EF: I'd be excited to see regulators clarify some of their positions on digital assets, and governments entering the space with something like a USD-backed or CNY-backed stablecoin. Even if these assets aren't as decentralized, the right kind of framework would allow users to engage with other third parties without trust, and I believe such national initiatives would drive broader adoption. I'm also excited to see the Elrond blockchain gain adoption. Elrond is solving some very challenging scalability problems, though I should mention here that I serve as an advisor to the company.
Do you have any blockchain and/or cryptocurrency predictions for 2020 and beyond?
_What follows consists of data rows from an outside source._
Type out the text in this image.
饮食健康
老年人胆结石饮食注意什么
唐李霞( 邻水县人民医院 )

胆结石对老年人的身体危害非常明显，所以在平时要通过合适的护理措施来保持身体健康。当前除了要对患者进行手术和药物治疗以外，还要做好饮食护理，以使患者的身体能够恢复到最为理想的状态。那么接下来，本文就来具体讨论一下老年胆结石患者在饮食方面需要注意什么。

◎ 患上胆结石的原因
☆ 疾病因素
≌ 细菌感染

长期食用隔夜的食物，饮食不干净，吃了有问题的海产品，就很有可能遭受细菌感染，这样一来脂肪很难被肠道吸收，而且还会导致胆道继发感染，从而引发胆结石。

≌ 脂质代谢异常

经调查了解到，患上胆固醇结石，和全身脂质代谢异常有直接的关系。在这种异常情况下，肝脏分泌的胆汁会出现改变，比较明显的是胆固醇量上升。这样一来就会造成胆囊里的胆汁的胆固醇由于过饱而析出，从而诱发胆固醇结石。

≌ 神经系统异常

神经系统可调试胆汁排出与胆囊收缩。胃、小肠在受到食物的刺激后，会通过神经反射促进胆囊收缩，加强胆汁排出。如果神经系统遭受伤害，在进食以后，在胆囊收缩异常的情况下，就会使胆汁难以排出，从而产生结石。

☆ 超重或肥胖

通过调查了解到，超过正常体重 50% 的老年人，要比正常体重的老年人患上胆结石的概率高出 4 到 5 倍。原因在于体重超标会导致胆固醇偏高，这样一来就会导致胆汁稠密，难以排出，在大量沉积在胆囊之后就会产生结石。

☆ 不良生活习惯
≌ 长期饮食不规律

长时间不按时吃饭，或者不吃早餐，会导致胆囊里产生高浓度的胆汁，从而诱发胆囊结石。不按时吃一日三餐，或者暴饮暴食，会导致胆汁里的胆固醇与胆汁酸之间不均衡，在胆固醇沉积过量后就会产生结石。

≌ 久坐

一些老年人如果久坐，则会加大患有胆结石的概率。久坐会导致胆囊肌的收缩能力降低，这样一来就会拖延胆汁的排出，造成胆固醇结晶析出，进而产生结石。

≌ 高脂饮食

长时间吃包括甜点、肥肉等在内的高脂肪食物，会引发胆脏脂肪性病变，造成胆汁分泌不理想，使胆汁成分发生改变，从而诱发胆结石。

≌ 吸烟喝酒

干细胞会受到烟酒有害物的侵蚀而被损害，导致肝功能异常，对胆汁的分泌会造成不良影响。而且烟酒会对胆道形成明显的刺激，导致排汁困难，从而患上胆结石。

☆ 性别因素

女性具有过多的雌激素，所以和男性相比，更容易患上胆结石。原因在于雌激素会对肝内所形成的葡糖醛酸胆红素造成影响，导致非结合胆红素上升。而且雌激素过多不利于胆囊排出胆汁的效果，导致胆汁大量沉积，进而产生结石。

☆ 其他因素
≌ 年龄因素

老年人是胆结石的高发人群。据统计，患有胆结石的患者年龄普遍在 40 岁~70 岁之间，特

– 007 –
EF: I'm optimistic that the space will experience another boom cycle, hopefully this time driven by new companies and technologies solving real-world problems.
What are the main obstacles to mainstream cryptocurrency adoption?
EF: The most crucial factor is that any cryptocurrency or token needs to solve a real problem that many people experience, creating value or utility. When that happens, adoption will be swift and inevitable. The second issue is that self-custody of these assets needs to be accessible to everyone: easy to use and low-risk to manage. Author is working on both of these challenges, and each is quite difficult, but the second is definitely easier than the first!
What is your most controversial opinion relating to blockchain and/or cryptocurrency?
EF: Many, and perhaps most, tokens traded on US exchanges fail the Howey test.